Guys, (only watch topic a little, but not read, difficult exams) i think you are go
around POS(proof of stake), when mining more simple on wallets(addresses),
which have more coins (i can mistake, but something like this). It have positive side "mine to keep",
but a negative too "mine to keep to mine to keep" or simply currency turns into "bag of gold" for dark
day and don't circulate (no reason to spend money). It's a mechanism, which known for some time.
I'm understand, that your mechanism is different, but it's realy hard to differ "loyal" miner from jumper.
The hashing is like roulete the target diff hash can be found on first millisecond or after hundreds of
years of calculations the question of probability.
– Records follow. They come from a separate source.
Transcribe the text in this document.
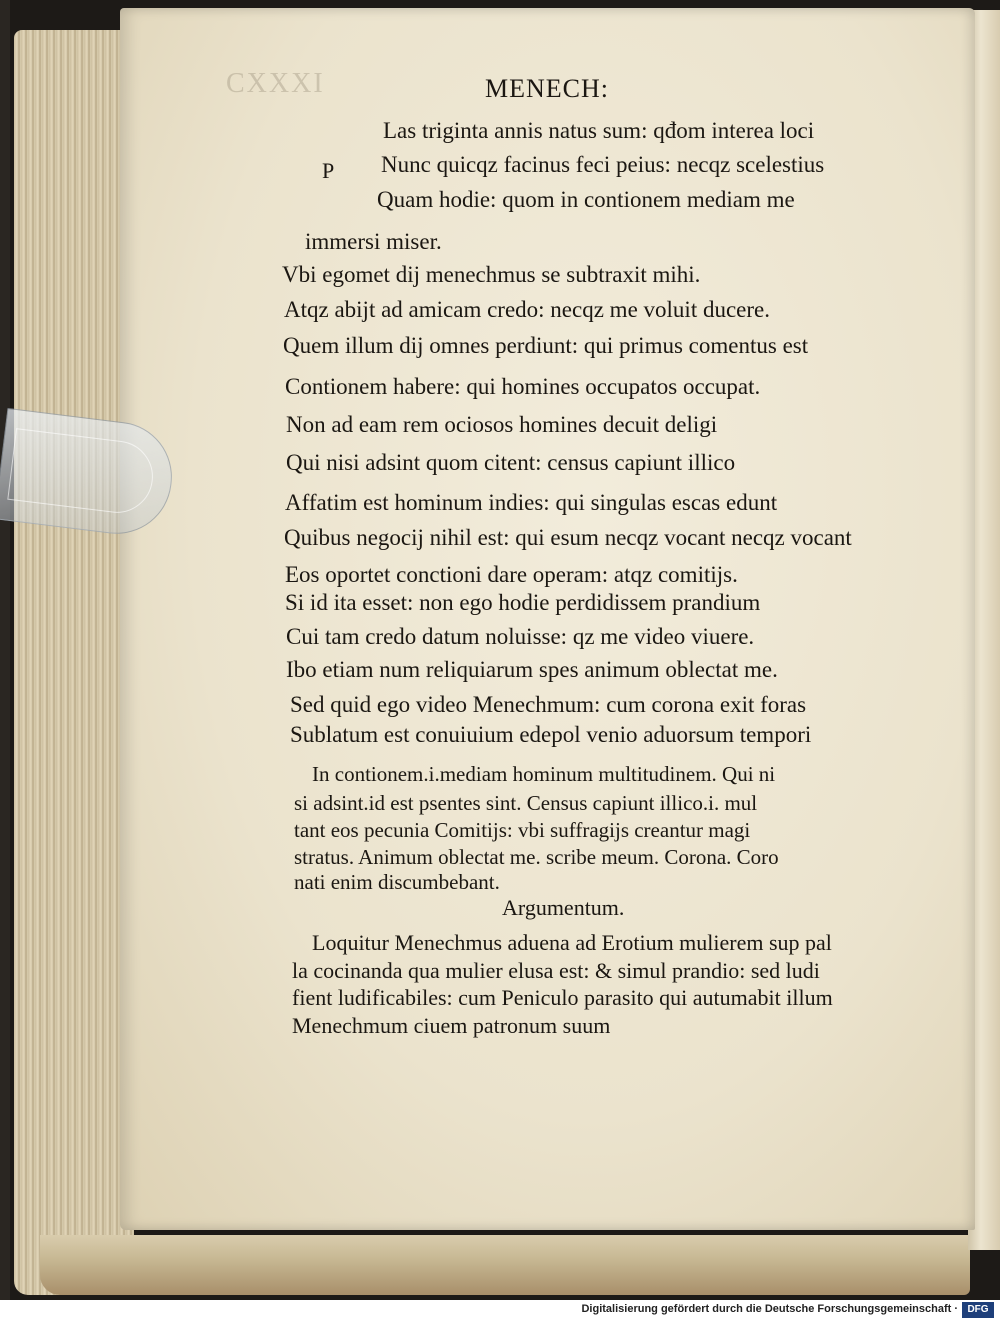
CXXXI	MENECH:
P
Las triginta annis natus sum: qđom interea loci
Nunc quicqz facinus feci peius: necqz scelestius
Quam hodie: quom in contionem mediam me
immersi miser.
Vbi egomet dij menechmus se subtraxit mihi.
Atqz abijt ad amicam credo: necqz me voluit ducere.
Quem illum dij omnes perdiunt: qui primus comentus est
Contionem habere: qui homines occupatos occupat.
Non ad eam rem ociosos homines decuit deligi
Qui nisi adsint quom citent: census capiunt illico
Affatim est hominum indies: qui singulas escas edunt
Quibus negocij nihil est: qui esum necqz vocant necqz vocant
Eos oportet conctioni dare operam: atqz comitijs.
Si id ita esset: non ego hodie perdidissem prandium
Cui tam credo datum noluisse: qz me video viuere.
Ibo etiam num reliquiarum spes animum oblectat me.
Sed quid ego video Menechmum: cum corona exit foras
Sublatum est conuiuium edepol venio aduorsum tempori
In contionem.i.mediam hominum multitudinem. Qui ni
si adsint.id est psentes sint. Census capiunt illico.i. mul
tant eos pecunia Comitijs: vbi suffragijs creantur magi
stratus. Animum oblectat me. scribe meum. Corona. Coro
nati enim discumbebant.
Argumentum.
Loquitur Menechmus aduena ad Erotium mulierem sup pal
la cocinanda qua mulier elusa est: & simul prandio: sed ludi
fient ludificabiles: cum Peniculo parasito qui autumabit illum
Menechmum ciuem patronum suum
Digitalisierung gefördert durch die Deutsche Forschungsgemeinschaft · DFG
The output of hasing function (if we will give it any
input sequence(exept inverse hash function, existence simple form of which is question of crypo resistance))
made to be most alike random seqence with uniform law of distribution of probability to prevent
"attack of days of births"(it's code theory slang, so i can mistake with translation).
So(for clear crypto currency theory we need to examine only cases with solo mining)
If miner is "loyal" it's not prevent him from not founding a single block (try to solo mine BTC on cpu now,
my lost 100BTC

) before diff recalc. With pools simplier, but it's a question in relative "loyal"/"jumping" pools
hashrate and scale of network. What the source diff recalc purpose in synthetic model(every agent
have the same hashrate)? Exactly: for network scalability.